Past Jonas Nurse Scholar Recipients
Abstract: Falls among Older Adults (OAs) are significant problems especially for those living in Long Term Care (LTC) units. The incidence of falls and resulting injuries continue to rise in OAs, 65 years and older. The literature is rich in information regarding the risk factors of falls and methods for correcting them. Yet, OAs continue to fall and sustain injuries that can lead to mortality, increased morbidity, decreased functioning, and quality of life. As outlined by the Centers for Medicare and Medicaid Services (CMS), the Deficit Reduction Act of 2005 and the Prospective Payment System Final Rule (2009) placed the financial burden of fall prevention on hospitals. CMS will no longer reimburse hospitals for injuries sustained secondary to falls that occurred within the hospital setting. According to CMS guidelines, these types of fall are preventable.

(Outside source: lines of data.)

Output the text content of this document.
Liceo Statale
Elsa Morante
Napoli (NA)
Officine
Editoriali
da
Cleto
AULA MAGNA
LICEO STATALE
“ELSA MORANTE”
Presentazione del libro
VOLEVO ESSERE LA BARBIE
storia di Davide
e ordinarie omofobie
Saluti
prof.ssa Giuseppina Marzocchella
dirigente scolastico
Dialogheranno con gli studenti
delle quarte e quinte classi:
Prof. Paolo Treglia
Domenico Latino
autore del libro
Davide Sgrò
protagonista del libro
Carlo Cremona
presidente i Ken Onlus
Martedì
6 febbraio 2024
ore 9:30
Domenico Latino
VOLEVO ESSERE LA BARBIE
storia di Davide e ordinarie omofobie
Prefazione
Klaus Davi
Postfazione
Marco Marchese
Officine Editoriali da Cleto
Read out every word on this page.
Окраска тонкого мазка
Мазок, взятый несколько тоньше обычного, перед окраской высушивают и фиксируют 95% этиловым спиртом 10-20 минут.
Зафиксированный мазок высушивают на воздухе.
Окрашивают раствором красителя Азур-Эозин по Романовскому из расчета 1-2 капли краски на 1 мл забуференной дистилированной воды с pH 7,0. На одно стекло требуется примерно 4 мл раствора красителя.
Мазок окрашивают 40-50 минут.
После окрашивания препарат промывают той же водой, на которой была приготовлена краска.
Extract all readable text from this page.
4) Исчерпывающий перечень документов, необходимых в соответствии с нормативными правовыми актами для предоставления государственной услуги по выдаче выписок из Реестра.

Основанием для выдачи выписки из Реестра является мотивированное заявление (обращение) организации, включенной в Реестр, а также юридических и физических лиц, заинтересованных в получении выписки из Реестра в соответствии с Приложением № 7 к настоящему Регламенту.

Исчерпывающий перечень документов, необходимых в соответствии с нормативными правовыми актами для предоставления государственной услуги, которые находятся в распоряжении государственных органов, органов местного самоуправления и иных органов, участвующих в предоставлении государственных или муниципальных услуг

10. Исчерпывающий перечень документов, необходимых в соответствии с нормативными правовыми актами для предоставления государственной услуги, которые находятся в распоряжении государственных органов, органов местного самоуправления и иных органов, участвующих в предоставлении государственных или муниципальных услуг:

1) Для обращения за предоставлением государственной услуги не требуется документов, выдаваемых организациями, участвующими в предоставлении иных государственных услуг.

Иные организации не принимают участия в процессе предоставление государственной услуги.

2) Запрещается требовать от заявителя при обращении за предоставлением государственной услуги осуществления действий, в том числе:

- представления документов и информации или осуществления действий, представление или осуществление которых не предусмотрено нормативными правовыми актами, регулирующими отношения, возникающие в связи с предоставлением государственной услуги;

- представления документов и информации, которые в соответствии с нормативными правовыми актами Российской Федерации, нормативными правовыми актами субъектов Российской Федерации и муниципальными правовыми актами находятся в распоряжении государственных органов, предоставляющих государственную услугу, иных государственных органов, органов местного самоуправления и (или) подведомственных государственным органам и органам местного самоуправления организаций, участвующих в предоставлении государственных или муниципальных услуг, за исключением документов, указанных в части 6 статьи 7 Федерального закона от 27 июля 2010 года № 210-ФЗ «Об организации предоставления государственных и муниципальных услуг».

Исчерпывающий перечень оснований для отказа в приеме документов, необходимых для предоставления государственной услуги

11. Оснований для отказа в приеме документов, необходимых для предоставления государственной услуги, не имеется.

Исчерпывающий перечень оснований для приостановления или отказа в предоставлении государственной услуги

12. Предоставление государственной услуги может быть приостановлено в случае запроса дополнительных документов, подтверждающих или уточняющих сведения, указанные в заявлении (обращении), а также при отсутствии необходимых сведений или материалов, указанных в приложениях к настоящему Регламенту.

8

Thus, without CMS reimbursement, the costs associated with secondary falls will cause an extreme financial burden to the healthcare system. The goal of this Doctor of Nursing project was to evaluate the effectiveness of the interdisciplinary, multicomponent interventions implemented for reducing recurrent falls with the Post Fall Huddle (PFH). The PFH is a brief gathering of an interdisciplinary (ID) team of individuals who are directly involved with the patient’s care. The ID team convenes to identify the cause and risk factors associated with the fall incident. This PFH occurs within 15 minutes of the fall. Based upon a retrospective chart review, it was determined that there was a 78% reduction in recurrent falls, a 65% reduction in the number of falls and 100% compliance in the performance of the Post Fall Huddle after each fall incident. The active involvement of the patient with the ID team in creating an individualized and meaningful intervention plan resulted in a safer patient environment.
Abstract: Radiographic imaging procedures using iodinated contrast media are an essential part of the clinical management of many patient conditions, yet these procedures are not without complications. Iodinated contrast media can cause contrast-induced acute kidney injury (CI-AKI) or nephropathy (CIN). Contrast-induced nephropathy impacts healthcare costs and affects patient morbidities. It is a patient safety concern and a serious adverse event as it only happens after iodinated contrast exposure. For this quality improvement project, a radiology contrast media policy aimed at preventing kidney harm to patients at high risk for developing CIN was modified from the Veterans Integrated Systems Network (VISN) 22 Imaging Services, and implemented in a single outpatient vascular clinic of a large national healthcare system. Using The Johns Hopkins Quality and Safety Research Group Framework, the project lead worked to engage stakeholders and an interdisciplinary team to systematically implement a comprehensive organized change. During the first six months of 2015, of 1289 vascular clinic outpatients, 62 were deemed high risk for CIN based upon policy criteria (4.8%). For most of these at risk patients (64.5%), the modified policy was appropriately implemented. Those who received the policy recommendations (including the intravenous (IV) hydration) experienced no unexpected or complications beyond those that accompany procedures using iodinated contrast media. No patient who received the recommended screening and follow up care was found to have CIN. By adhering to a policy of early screening, stratifying, and IV hydration, quality could be improved for outpatients requiring iodinated contrast for radiographic imaging.
Abstract: This Doctor of Nurse Practice project focused on the development of a guideline for the implementation and planned evaluation of a system-wide Telematernity Peripartum Collaborative Care Program (TPCCP) for women veterans (WV) receiving maternity care services in the Veterans Healthcare Administration (VHA). Informed by the Ottawa Model of Research Use Framework, the guideline contents were developed subsequent to a literature review, needs assessment, and input from key stakeholders, including the team members from Maternity Care Coordinators and members of the Women Veterans Health Program.
The new guideline includes the following elements: learning activities on peripartum depression, an algorithm for guiding care, documentation templates, strategies for establishing a collaborative work environment, and a communication network with national groups for women’s health care. Notes and documentation templates are provided for each of the four services. Educational modules were developed to train the staff to perform screening and therapeutic interventions. Metrics are provided for planned program evaluation.